Girolamo écarquilla les yeux : " Alors toi, au moins comme enfant, tu as été plus malchanceux que moi ! Mais maintenant, je pense que ça va assez bien, n'est-ce pas ?"

"Merci à Dieu, oui. Merci à Dieu et à une personne digne qui m'a aidé." Manoel réfléchit un peu, puis dit à Girolamo : "Écoute, si ça te va, au moins jusqu'à ce que tu trouves un vrai travail, tu peux rester ici avec moi. Dans l'autre pièce, il y a un canapé qu'on peut adapter en lit, et la nourriture pour un, peut suffire aussi pour deux. Je ne suis pas riche, mais grâce à Dieu, comme tu le vois, pas même pauvre. J'ai plusieurs vêtements, et tu es presque de ma taille, comme corps, tu peux donc utiliser les miens... Et puis, je pourrais t'apprendre le portugais : mieux tu le parles et plus facilement tu trouveras du travail. Qu'en dis tu ?"

Girolamo l'avait écouté avec une émotion croissante : "Ferais-tu vraiment tout cela pour moi, Manoel ? Mais tu ne me connais même pas..."

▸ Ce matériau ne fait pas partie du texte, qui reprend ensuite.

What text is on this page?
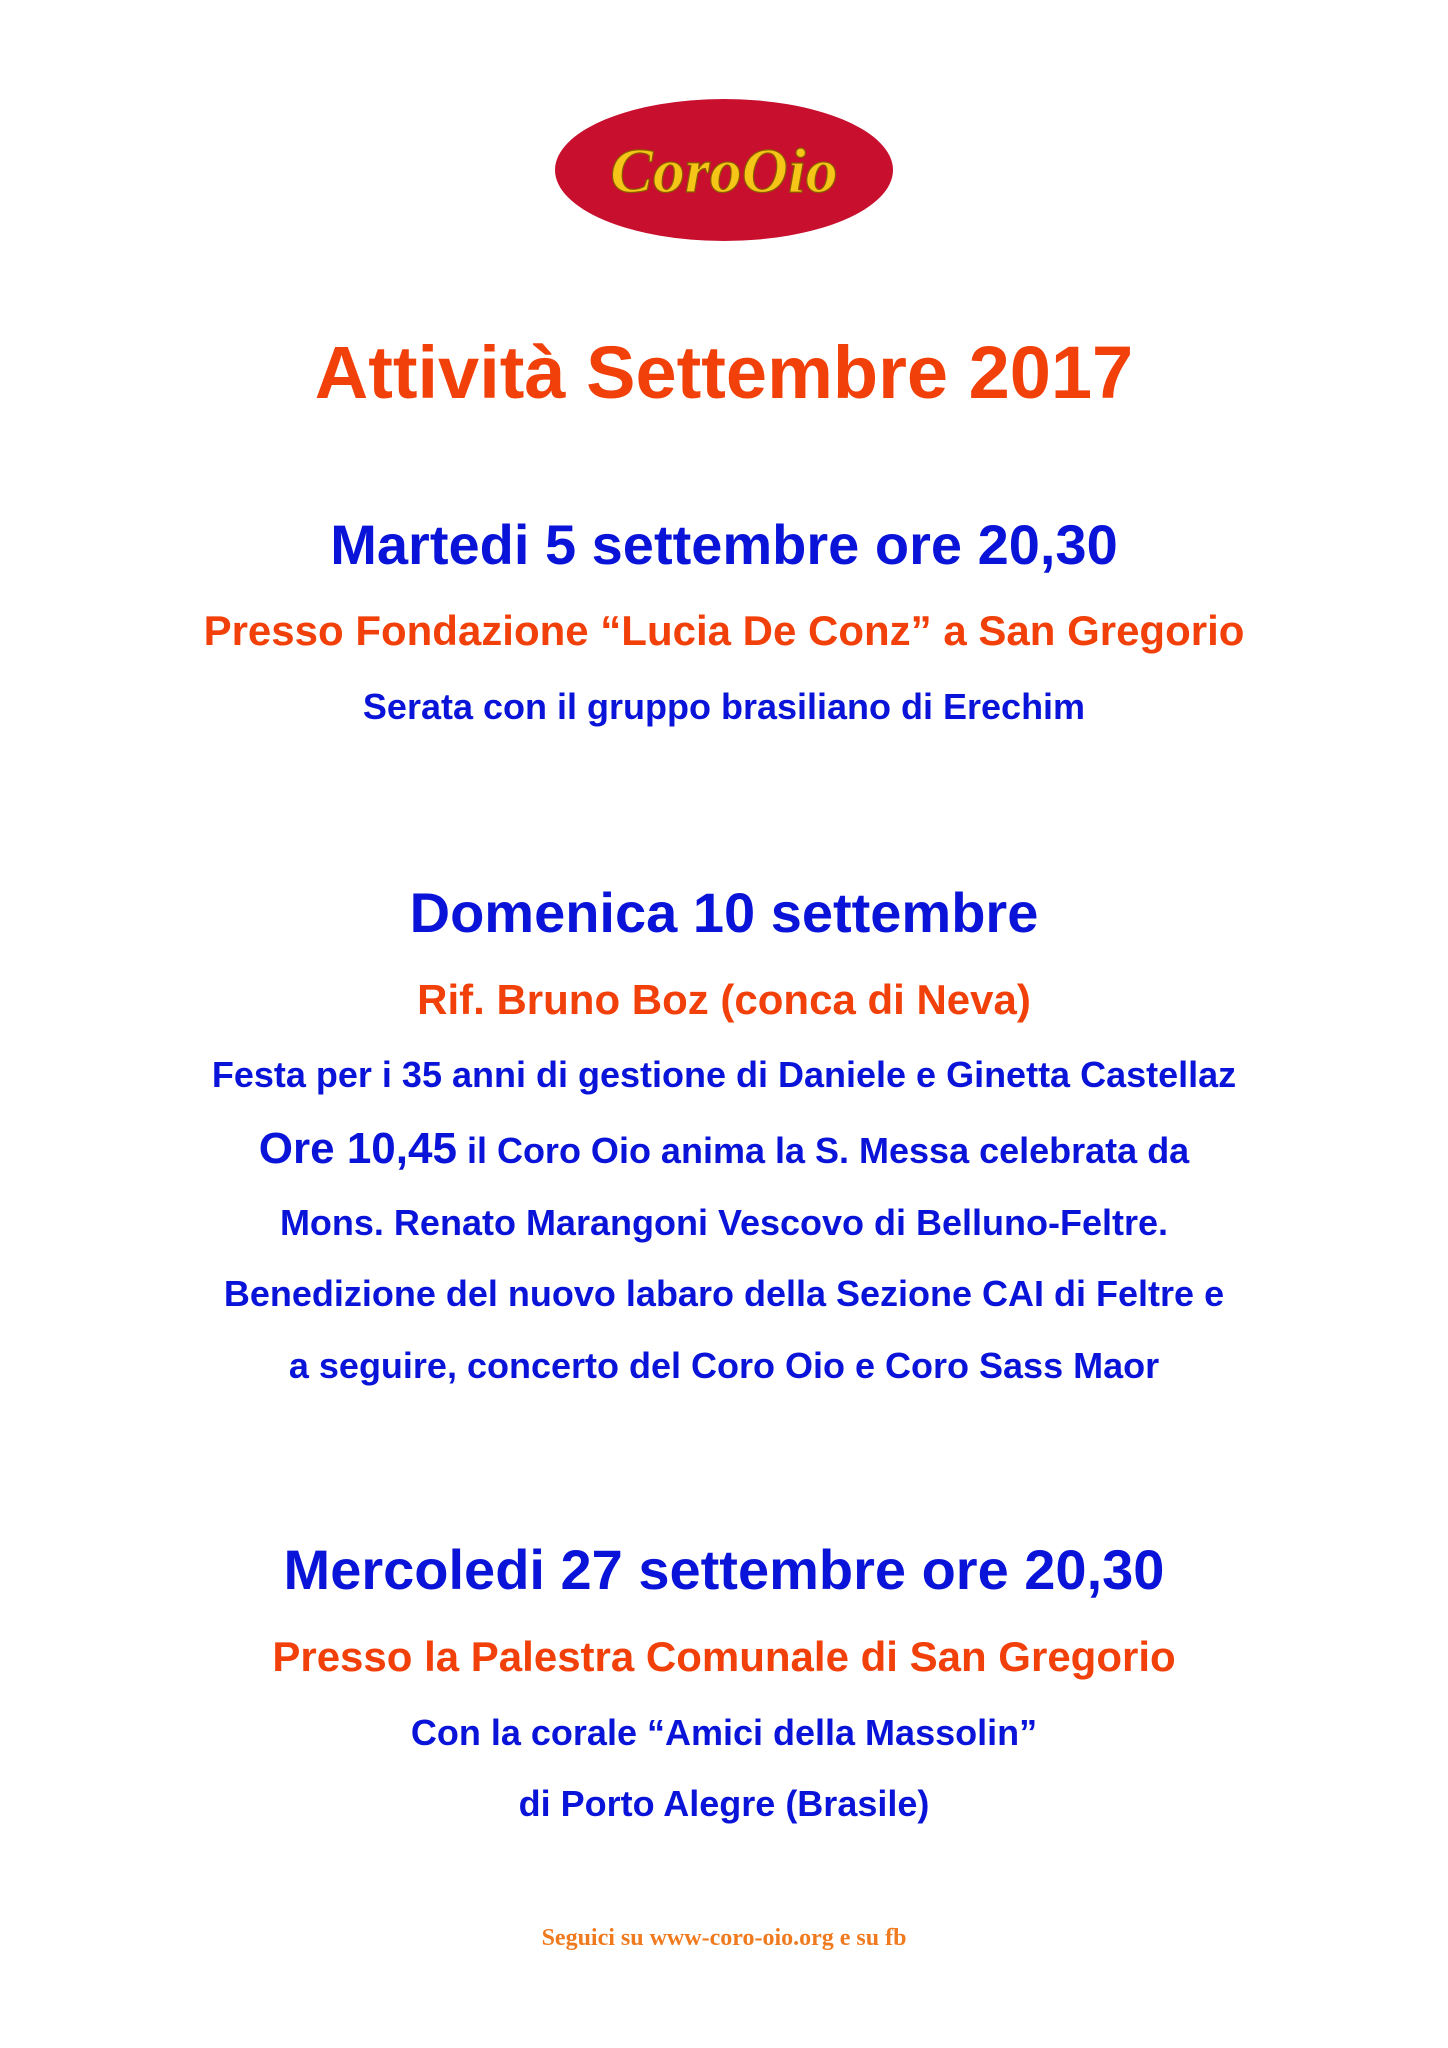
CoroOio
Attività Settembre 2017
Martedi 5 settembre ore 20,30
Presso Fondazione “Lucia De Conz” a San Gregorio
Serata con il gruppo brasiliano di Erechim
Domenica 10 settembre
Rif. Bruno Boz (conca di Neva)
Festa per i 35 anni di gestione di Daniele e Ginetta Castellaz
Ore 10,45 il Coro Oio anima la S. Messa celebrata da
Mons. Renato Marangoni Vescovo di Belluno-Feltre.
Benedizione del nuovo labaro della Sezione CAI di Feltre e
a seguire, concerto del Coro Oio e Coro Sass Maor
Mercoledi 27 settembre ore 20,30
Presso la Palestra Comunale di San Gregorio
Con la corale “Amici della Massolin”
di Porto Alegre (Brasile)
Seguici su www-coro-oio.org e su fb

"Vois-tu, comme je te l'ai dit, une bonne personne m'a aidée quand j'en avais le plus besoin. Il m'a aidé même s'il avait découvert que je volais pour vivre... bien qu'après tout je ne le méritais pas... Je ne pourrais jamais m'acquitter avec cette personne, mais je peux m'acquitter en aidant une autre personne, non ? Donc, je veux le faire, et je le ferais volontiers, si tu acceptes."

"Il me semble rêver, Manoel. Moi... je me sentais déjà reconnaissant de ne pas m'avoir simplement donné quelques reis pour me permettre de manger, mais tu m'as même fait asseoir à ta table et tu as partagé ton repas avec moi... Et maintenant..."

"Acceptes-tu, alors ?"

"Avec une gratitude infinie, Manoel. Et j'espère un jour pouvoir te remercier comme il faut pour ta générosité !"

"Peut-être, pour me remercier, tu aideras un jour une autre personne. Vois-tu, à mon avis la vie est comme une chaîne, d'un côté on reçoit et de l'autre côté on donne, alors la vie devient belle à vivre. Savoir accepter est parfois plus difficile que de donner et parfois c'est exactement le contraire. Celui qui sait soit accepter soit donner... eh bien, c'est quelqu'un qui mérite de s'appeler homme."